Cuomo and de Blasio unite in push for $1 billion waiver for Brooklyn hospitals
Cuomo: February is the last chance
Governor Andrew Cuomo and Mayor Bill de Blasio, at a Monday news conference in Albany, presented a united front in their plea to the federal government to act immediately on New York State’s $10 billion Medicaid Waiver request, of which $1 billion would go towards transforming teetering Brooklyn hospitals.
“Help delayed is help denied,” Governor Cuomo warned. “If we don’t get help, hospitals will collapse.”
Mayor de Blasio told representatives from Brooklyn gathered in the Red Room that the $1 billion would have “a seismic impact for the long term.”
“We’ve been living hand to mouth, and in the court system,” de Blasio said, referring to the year-long battles waged by supporters of Long Island College Hospital (LICH) in Cobble Hill and Interfaith Medical Center in Bedford-Stuyvesant. Brookdale University Hospital, in eastern Brooklyn, is also on the brink. De Blasio, when Public Advocate, was arrested during the fight to save the LICH from closure by the state.
Getting those federal dollars in time to save LICH and Interfaith is crucial, he said. Both Mayor de Blasio and Gov. Cuomo called on the U.S. Department of Health and Human Services (HHS) to “give us the waiver” sooner rather than later.
The state needs approval by February, Gov. Cuomo said. “February is the last period I can do a modification to the budget. If we get the waiver, then I will do a budget modification.”
In his Executive Budget address last week, Governor Cuomo blamed the federal government’s foot-dragging for exacerbating Brooklyn’s hospital crisis.
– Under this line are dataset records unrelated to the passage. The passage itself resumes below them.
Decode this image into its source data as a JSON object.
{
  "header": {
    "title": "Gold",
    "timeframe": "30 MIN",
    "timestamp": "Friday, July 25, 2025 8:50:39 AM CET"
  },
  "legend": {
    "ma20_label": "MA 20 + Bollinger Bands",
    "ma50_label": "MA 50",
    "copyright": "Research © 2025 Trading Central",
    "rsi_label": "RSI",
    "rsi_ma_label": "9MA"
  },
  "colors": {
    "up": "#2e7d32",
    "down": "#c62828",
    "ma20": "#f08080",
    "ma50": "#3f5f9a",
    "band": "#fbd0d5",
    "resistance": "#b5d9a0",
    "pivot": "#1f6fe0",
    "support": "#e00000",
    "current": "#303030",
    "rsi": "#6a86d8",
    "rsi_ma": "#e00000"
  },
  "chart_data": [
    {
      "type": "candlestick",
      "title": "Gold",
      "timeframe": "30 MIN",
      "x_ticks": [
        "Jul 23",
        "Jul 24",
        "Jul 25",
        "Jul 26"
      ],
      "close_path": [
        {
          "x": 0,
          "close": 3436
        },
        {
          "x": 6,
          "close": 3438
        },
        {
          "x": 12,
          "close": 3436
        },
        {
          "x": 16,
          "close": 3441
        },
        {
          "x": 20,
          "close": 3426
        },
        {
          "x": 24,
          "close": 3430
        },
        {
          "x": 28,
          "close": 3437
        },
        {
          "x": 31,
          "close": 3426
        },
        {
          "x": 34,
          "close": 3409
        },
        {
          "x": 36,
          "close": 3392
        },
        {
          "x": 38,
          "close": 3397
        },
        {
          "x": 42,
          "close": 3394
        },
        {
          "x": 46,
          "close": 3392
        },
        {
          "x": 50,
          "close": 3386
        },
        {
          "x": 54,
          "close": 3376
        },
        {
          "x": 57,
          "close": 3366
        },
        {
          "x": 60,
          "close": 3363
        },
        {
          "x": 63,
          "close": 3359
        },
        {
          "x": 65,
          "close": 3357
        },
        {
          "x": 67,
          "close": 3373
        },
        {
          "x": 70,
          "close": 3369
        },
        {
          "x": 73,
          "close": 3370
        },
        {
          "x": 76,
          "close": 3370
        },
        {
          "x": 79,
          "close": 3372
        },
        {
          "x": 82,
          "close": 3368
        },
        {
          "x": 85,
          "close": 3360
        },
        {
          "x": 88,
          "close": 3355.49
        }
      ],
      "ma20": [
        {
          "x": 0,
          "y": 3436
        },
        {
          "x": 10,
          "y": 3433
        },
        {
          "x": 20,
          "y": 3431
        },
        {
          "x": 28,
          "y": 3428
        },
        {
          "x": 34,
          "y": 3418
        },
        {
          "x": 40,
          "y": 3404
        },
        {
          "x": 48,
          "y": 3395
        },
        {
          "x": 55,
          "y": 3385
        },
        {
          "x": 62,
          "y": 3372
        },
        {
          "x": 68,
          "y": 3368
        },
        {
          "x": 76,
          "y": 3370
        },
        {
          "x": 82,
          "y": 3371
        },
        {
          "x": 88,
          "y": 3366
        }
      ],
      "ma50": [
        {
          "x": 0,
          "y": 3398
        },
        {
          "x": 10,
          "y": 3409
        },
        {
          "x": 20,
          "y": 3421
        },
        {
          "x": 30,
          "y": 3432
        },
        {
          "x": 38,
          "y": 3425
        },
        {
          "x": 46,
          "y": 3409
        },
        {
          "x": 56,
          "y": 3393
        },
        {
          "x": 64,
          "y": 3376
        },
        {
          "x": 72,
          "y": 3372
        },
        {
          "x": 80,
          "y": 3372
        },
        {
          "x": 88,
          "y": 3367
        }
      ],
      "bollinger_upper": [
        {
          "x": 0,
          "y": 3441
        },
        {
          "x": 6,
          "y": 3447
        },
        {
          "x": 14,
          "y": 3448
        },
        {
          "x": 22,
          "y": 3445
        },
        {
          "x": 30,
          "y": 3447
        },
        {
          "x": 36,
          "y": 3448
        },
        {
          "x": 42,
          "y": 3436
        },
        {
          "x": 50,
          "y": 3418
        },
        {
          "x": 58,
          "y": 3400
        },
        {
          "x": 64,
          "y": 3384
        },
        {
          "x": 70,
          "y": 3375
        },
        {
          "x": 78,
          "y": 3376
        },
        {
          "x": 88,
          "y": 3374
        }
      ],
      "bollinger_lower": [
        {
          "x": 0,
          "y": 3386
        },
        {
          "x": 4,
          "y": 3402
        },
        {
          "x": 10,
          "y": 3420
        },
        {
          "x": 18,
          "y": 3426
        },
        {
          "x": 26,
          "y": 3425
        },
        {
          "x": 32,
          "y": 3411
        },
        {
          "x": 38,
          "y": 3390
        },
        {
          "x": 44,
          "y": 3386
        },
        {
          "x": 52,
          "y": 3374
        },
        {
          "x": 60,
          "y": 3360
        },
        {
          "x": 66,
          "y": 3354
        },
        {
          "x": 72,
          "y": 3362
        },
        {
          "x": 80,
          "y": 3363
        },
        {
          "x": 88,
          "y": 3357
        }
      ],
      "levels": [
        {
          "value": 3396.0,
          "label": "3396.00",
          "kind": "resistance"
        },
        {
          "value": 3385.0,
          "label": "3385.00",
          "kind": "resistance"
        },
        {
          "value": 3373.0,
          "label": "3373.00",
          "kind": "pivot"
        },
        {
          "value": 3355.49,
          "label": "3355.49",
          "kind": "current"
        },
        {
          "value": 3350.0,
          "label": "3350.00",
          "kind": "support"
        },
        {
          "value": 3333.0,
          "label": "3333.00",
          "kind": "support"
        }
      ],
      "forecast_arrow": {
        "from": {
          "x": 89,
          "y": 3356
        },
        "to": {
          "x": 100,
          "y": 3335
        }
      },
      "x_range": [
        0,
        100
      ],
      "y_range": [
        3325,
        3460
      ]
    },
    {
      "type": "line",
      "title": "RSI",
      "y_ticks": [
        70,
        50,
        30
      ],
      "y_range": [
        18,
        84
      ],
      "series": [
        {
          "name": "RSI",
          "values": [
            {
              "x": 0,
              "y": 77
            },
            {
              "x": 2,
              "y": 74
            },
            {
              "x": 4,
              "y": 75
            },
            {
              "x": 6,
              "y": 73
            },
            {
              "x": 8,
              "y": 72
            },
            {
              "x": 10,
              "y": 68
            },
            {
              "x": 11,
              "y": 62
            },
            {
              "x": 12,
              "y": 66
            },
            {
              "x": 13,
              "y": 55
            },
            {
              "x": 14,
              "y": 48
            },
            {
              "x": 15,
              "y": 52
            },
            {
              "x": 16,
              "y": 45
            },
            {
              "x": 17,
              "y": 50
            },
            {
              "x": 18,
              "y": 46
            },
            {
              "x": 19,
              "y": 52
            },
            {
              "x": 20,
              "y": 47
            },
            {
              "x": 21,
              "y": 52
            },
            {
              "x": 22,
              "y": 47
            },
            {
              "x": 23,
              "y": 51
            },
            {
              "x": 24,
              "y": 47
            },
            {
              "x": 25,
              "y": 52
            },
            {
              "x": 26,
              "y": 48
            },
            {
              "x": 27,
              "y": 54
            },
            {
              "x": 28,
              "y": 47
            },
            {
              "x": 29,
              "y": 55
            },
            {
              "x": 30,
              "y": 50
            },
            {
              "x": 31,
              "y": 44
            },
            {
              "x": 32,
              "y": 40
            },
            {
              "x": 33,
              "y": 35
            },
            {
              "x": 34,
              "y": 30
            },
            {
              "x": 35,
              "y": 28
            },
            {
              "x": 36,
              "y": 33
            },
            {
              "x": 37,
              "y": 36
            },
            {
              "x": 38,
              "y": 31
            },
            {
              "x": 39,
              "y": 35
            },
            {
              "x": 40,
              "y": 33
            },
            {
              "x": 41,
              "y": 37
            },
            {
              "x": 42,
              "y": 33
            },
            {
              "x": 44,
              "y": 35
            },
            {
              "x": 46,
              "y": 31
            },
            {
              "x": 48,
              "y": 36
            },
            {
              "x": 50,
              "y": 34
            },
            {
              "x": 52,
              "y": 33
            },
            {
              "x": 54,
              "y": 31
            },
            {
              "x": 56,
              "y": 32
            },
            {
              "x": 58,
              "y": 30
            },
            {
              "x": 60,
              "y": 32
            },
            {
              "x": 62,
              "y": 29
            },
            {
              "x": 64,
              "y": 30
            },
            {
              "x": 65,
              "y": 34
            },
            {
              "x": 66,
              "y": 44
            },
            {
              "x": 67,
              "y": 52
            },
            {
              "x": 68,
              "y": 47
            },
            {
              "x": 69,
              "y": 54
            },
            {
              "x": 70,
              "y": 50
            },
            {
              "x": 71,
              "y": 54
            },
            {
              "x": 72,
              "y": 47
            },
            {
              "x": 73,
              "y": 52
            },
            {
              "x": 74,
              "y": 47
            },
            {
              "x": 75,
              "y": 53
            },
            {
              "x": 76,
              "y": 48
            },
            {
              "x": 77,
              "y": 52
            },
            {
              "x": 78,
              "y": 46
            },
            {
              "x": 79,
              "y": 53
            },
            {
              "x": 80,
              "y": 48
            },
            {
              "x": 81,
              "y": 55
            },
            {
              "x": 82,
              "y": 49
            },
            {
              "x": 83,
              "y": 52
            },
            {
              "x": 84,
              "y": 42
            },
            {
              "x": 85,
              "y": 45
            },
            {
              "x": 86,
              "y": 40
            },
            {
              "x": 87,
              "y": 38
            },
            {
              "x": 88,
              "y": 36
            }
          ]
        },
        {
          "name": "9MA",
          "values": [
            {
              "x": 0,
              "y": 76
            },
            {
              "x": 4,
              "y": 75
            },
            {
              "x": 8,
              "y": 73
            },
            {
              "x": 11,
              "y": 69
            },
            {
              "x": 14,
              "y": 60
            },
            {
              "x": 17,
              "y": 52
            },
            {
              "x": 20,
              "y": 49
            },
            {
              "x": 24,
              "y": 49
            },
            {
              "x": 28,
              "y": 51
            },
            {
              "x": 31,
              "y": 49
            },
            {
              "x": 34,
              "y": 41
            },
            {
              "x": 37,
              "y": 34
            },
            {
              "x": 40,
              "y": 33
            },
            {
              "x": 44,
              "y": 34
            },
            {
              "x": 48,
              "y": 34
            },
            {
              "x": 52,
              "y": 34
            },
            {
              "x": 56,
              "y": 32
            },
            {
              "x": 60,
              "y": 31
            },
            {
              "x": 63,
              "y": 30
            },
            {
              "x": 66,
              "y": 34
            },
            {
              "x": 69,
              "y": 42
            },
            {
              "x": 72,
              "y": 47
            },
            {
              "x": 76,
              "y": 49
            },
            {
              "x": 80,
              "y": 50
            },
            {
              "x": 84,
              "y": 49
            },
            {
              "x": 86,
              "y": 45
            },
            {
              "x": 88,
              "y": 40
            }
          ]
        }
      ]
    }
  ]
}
The waiver application was first filed 18 months ago, and was revised more than a month ago after months of back and forth conversations with HHS.
Last week the state received a letter from HHS Secretary Kathleen Sebelius summarizing the changes but saying that more needed to be done.
According to an AP report, Sebelius said in the letter that they’ve begun drafting “a potential agreement” based on New York’s revisions, but there are “outstanding issues.” She proposed additional staff meetings this week “to expedite this process.”
“We’ve been doing short-term planning for 18 months,” Gov. Cuomo said on Monday. “While other states were given approval in just a few months, New York is still waiting and hospitals in Brooklyn will close if we wait any longer. We need HHS funding to transform the system.”
He added, “Reality doesn’t have to fit the government process, the government process has to fit reality.”
Gov. Cuomo maintained that Brooklyn has “excess” hospital beds and not enough primary care. De Blasio, however, said that the emergency rooms at LICH and Interfaith are the “first point of access to health care” for a quarter of a million people.
The Medicaid waiver was “meant explicitly for this type of situation,” he said. “I have spoken to Kathleen Sebelius. It’s truly the time for action. I am convinced we can secure local health care . . . emergency room capacity, primary and urgent care, along with mental health capacity at Interfaith.”
De Blasio also pointed out that New York City has lost 12 hospitals over the last 12 years. “The same mistakes have played out over and over again. There has not been a clear strategy. This time, we are working together.”
Both Mayor de Blasio and Governor Cuomo highlighted their long-term relationship, with “20 years of working together.”
“We use the word friend often in politics and sometimes casually,” Cuomo said. “But the mayor truly is a friend in every sense of the word. We go way back.”
Despite suing several state agencies for their attempts to shut the Brooklyn hospitals, on Monday de Blasio thanked the state for “stepping in” while awaiting the federal government to move on its request for the waiver funds. “I know it hasn’t been easy, Governor, and I know it hasn’t been cheap, but you did something powerful by helping us have the opportunity to bridge to long-term solutions.”
New York State Medicaid Director Jason Helgerson said that the Governor’s budget opened the door to investment by private equity in the health care system.
A three-pronged approach would include “state borrowing, private equity, and the waiver together,” he told reporters. While this would still not allow a “for-profit administration,” it would allow some private investment,” he said.
The Governor’s Medicaid Redesign Team identified savings of $34 billion in New York’s Medicaid system while adding half a million people to the program. If approved, the waiver funds is meant to allow the state to reinvest its portion of these savings, $10 billion, toward improvements in the state’s healthcare delivery system.
Assemblyman Joseph Lentol, Dean of the Brooklyn Delegation of the New York State Legislature said in a statement, “I am pleased to join with Governor Cuomo and Mayor Bill De Blasio in unified support for saving Brooklyn’s hospitals. The health system of Brooklyn cannot be allowed to collapse. We must work to restore Brooklyn’s hospitals and health care system back to its own fiscal fitness and move it forward so that Brooklyn boasts a creative and vital health care system for its residents.”
Updated at 5:45 p.m. with clarification about the timing of a letter from HHS Secretary Kathleen Sebelius.